Kick Ass 2 - filmed at TRL

Despite somewhat indifferent reviews in various parts of the press, me and a small group of my fellow TRL employees took a trip into Reading last week on Saturday afternoon to watch Kick Ass 2 at the Vue.  Aside from the interest we had in seeing the follow up to the surprisingly subversive Kick Ass, the film held special interest to us because a film crew spent time on the TRL test track last year filming something for the movie.  These things never get officially announced at TRL, but when fluorescent signs directing people to KA2 crop up around the site - people quickly start asking questions and spreading information on the grapevine.

For me, the thing that made Kick Ass such an exciting movie was the way that it shocked, the way that it took a bunch of conventions and shat on them while telling you all about the composition of the shit it had just produced.  It used Nicholas Cage's acting skills effectively (how often can anyone say that?) and gave the world a new future star in Chloe Grace Moretz - who's filth-laden taunting led the audience in the cinema I saw the film to literally gasp in shock that a 11 year old girl could say such things.  The big problem with making a sequel to such a film is that you can't really be shocking any more, since that's what everyone's expecting.

Kick Ass 2 picks up the story a few years after the first.  Mindy (aka Hit Girl) is trying to be a normal 16 year old girl, Dave (aka Kick Ass) is trying to convince her to be Hit Girl again by re-igniting the crime-fighting fires.  It's about as straight a story as a post-modern super-hero spoof can be.  Mindy doesn't want to be Hit Girl any more - or does she?  Her guardian certainly doesn't want her to take after her father, so she does her best to try to fit in with the other kids at school and leave her PVC-wearing crime-fighting days behind her.  But with Kick Ass back in action beating up with a bunch of other super hero wannabes, Hit Girl's probably going to have to come and save them.

People who say that swearing isn't clever clearly haven't seen The Thick of It.  Kick Ass 2 doesn't get as colourful as Armando Ianucci's classic, but they give a good go of it as Mindy mouths off appropriately at her high school.  Some of these scenes feel a little odd - mainly one in which Mindy and her new mates come over all dreamy-eyed watching a boy band video - but the dirty humour and poo gags are generally done better than most of the frat boy stuff that normally comes out of the Vince Vaughn / Seth Rogen.

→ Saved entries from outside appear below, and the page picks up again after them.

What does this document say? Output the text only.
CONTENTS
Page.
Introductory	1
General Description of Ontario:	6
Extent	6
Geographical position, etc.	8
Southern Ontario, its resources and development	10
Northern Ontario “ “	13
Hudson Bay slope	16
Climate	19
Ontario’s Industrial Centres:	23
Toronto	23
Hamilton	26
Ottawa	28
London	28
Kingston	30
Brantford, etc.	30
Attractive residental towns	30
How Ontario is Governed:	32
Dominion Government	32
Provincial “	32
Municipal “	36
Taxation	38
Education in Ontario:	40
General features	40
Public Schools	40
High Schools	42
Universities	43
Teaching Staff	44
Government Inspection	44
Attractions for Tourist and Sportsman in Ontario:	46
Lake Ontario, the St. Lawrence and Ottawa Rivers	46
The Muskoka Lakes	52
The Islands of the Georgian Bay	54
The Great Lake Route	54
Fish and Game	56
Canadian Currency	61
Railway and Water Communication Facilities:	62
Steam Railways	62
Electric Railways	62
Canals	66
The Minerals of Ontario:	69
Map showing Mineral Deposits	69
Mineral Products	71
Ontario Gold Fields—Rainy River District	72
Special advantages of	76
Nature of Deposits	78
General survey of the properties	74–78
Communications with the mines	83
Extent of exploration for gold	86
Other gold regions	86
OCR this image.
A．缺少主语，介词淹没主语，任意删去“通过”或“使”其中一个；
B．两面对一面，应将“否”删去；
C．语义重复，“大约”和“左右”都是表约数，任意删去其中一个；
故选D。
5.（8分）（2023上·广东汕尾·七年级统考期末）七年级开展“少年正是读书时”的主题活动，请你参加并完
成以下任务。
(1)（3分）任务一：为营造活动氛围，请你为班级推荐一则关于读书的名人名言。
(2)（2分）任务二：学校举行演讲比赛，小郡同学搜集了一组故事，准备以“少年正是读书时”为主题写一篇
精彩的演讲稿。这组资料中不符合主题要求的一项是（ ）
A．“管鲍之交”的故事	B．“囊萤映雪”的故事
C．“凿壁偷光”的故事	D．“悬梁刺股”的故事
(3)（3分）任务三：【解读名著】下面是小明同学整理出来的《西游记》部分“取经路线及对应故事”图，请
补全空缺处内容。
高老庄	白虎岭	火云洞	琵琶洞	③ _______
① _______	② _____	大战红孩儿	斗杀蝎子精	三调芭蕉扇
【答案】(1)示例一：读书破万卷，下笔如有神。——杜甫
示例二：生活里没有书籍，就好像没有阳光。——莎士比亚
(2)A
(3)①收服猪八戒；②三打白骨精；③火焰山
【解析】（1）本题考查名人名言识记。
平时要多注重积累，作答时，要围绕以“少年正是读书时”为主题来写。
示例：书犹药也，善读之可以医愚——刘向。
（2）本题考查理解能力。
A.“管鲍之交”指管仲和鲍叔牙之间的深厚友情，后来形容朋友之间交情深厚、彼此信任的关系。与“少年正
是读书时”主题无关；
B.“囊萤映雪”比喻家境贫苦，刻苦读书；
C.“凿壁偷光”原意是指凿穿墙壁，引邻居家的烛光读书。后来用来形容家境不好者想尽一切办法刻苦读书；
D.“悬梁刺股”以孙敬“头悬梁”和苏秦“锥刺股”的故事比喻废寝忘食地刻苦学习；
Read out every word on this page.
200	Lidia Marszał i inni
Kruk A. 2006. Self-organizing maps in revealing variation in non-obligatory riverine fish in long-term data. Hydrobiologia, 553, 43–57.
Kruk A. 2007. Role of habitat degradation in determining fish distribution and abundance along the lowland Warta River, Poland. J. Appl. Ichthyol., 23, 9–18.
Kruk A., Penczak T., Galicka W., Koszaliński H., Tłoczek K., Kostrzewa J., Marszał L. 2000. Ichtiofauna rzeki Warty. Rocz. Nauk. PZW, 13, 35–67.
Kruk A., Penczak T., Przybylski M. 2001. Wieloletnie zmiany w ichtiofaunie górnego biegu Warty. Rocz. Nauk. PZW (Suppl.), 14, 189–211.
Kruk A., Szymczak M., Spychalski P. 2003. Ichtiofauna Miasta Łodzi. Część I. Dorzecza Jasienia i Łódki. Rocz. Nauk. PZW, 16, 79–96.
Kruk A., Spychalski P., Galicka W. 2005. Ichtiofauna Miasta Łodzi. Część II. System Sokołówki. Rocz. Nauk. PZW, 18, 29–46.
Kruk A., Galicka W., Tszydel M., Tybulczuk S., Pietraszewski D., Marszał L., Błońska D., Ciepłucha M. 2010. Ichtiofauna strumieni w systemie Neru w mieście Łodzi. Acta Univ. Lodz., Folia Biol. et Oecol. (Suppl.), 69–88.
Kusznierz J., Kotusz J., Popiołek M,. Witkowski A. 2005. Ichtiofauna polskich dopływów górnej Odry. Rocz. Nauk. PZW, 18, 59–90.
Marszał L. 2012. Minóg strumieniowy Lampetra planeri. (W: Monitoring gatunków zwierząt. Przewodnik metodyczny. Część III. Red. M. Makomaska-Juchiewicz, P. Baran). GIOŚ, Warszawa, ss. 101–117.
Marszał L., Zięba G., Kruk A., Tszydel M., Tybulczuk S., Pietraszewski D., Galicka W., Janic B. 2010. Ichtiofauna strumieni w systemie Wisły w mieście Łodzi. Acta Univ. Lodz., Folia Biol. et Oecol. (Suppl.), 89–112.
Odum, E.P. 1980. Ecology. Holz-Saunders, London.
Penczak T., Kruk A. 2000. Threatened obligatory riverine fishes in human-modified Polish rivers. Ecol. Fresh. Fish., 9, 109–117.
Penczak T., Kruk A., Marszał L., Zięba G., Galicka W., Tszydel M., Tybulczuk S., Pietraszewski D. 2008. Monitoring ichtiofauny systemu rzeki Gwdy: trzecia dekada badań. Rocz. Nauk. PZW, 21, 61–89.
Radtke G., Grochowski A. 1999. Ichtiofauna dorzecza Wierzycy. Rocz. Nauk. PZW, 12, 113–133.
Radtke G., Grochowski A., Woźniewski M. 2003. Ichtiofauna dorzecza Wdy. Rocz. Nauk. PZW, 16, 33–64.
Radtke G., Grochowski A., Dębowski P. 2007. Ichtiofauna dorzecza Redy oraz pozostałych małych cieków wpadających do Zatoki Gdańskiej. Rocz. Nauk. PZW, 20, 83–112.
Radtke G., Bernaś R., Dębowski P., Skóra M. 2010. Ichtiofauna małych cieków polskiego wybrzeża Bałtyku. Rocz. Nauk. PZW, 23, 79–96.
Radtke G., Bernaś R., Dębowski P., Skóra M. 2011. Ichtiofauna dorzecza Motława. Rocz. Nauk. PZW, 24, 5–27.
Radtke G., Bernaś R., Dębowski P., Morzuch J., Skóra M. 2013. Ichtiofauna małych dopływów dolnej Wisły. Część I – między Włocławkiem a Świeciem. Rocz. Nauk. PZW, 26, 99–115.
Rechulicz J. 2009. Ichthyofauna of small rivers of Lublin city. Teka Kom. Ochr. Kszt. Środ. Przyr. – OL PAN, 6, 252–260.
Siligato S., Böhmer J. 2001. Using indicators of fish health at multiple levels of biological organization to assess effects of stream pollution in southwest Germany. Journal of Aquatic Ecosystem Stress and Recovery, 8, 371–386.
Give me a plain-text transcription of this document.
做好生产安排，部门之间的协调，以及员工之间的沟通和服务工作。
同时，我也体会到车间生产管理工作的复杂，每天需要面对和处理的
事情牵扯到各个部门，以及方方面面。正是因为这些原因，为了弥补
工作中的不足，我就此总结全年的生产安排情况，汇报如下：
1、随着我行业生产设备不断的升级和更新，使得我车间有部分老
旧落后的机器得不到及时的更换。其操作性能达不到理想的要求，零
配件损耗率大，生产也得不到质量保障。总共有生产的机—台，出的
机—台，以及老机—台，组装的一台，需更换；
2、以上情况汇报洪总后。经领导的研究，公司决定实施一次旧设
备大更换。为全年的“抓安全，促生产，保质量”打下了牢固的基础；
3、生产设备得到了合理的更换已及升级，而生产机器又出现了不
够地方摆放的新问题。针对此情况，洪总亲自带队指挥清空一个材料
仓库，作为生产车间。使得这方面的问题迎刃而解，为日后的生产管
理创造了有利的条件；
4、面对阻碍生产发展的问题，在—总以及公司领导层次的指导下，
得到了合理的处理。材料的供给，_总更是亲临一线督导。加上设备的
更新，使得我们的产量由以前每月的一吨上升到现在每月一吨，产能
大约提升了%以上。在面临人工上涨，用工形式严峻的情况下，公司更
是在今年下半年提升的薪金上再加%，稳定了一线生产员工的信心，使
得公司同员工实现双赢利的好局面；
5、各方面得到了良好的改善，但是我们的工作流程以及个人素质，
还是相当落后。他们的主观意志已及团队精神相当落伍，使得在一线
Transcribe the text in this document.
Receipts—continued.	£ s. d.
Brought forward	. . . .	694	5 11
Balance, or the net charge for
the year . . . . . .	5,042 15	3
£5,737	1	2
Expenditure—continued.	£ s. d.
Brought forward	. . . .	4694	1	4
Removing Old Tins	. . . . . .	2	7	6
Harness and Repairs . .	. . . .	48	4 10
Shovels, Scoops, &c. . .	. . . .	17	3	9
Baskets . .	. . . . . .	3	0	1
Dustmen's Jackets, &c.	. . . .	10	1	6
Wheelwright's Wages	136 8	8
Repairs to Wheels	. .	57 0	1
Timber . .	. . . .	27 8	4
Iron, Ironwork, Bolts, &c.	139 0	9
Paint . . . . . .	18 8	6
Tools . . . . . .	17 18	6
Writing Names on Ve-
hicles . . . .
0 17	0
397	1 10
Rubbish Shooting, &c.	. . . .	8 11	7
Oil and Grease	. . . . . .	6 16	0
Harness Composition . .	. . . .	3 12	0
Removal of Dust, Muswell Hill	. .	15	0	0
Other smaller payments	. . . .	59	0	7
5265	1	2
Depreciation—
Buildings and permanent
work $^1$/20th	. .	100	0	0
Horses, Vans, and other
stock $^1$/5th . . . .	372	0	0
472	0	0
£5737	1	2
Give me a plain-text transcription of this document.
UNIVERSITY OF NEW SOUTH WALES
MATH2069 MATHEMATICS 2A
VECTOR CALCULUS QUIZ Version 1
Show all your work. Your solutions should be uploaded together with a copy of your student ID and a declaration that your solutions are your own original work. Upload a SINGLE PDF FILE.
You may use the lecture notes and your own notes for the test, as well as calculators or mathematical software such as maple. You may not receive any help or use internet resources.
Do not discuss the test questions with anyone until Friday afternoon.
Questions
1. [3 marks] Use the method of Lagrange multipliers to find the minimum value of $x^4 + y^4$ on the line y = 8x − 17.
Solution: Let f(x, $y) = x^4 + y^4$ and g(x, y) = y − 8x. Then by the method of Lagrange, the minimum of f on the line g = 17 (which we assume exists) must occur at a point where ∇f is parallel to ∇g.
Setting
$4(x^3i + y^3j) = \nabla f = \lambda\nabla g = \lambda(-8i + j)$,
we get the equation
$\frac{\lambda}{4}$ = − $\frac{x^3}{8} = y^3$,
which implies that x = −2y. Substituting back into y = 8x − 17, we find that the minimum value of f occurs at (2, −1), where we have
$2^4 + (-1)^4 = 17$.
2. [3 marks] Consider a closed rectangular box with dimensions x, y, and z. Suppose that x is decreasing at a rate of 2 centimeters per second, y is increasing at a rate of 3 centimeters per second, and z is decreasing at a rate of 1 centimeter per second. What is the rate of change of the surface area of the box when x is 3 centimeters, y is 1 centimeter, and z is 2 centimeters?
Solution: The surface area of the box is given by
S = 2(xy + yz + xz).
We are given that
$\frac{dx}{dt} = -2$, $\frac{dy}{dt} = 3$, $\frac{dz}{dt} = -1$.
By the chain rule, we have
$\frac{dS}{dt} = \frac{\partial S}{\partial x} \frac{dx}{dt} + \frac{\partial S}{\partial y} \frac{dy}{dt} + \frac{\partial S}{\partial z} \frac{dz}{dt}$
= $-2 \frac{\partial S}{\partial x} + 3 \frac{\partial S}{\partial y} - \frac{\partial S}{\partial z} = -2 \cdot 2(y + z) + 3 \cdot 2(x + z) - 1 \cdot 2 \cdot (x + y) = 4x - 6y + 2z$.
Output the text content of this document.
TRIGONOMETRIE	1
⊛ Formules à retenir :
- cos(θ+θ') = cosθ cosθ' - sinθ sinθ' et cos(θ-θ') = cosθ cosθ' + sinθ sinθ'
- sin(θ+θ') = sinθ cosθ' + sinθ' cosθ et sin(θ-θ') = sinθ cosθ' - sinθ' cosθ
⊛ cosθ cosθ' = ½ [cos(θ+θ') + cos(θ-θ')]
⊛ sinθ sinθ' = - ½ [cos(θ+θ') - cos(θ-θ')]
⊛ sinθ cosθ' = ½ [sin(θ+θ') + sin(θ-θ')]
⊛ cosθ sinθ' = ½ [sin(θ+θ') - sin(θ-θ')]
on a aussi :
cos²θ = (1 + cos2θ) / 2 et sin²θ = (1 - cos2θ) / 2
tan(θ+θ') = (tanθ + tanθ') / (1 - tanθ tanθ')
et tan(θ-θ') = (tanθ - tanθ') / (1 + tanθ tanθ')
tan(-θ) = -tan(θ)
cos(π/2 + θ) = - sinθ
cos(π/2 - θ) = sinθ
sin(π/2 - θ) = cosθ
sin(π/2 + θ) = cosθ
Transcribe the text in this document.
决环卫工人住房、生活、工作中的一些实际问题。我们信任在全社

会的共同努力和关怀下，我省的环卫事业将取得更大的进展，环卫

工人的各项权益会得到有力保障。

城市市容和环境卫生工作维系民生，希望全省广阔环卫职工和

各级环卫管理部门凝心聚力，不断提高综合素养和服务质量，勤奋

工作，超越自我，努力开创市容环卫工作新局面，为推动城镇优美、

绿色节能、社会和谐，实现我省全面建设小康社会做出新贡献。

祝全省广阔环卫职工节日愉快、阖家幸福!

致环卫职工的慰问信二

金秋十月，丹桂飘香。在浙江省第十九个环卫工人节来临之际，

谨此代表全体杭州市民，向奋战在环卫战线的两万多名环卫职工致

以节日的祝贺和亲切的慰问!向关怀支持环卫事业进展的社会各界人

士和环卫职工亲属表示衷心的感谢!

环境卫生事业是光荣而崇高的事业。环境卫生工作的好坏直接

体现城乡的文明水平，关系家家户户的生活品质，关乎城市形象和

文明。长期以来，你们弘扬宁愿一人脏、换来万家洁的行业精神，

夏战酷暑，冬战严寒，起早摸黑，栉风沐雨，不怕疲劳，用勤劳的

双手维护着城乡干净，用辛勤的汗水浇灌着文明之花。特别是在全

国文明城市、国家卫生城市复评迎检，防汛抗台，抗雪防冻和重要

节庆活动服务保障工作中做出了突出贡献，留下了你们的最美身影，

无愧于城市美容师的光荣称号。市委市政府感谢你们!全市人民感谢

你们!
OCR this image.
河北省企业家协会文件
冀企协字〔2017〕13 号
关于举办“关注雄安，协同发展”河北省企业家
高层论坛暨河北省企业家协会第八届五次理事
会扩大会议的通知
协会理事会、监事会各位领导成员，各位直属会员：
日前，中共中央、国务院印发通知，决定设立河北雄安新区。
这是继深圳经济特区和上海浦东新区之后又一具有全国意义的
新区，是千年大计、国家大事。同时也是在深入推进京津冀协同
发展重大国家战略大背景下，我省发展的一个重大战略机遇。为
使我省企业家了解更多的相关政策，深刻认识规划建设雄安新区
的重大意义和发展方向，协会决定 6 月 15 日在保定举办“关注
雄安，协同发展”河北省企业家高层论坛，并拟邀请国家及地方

When the scenes finally arrived in which TRL's test track is clearly visible, the 4th wall was totally broken for me as I spent the entire sequence looking at the background to see our track and trying to work out if Chloe Grace Moretz was ever at TRL or in fact they used a stunt double for the whole thing.  It looks like every shot where the background is visible you can only see the back of Hit Girl's head, while all the shots of Moretz's face are in close up or look suspiciously green-screened.  I guess that means that all the stuff at TRL was done by the 2nd unit, and that no big stars were ever here.  Not this time anyway.

Kick Ass 2 isn't as good as Kick Ass, mainly for the reason that shock-value only works once.  It's still a fun film though as long as you're happy to watch crudity, foul-mouthed banter and stylised ultra-violence.  The film may be called Kick Ass - but the real star is Hit Girl.  Given the amount of time that Chloe Grace Moretz spends not actually playing Hit Girl in the film, I think only a fool would bet against Hit Girl - the movie coming to a screen near you eventually.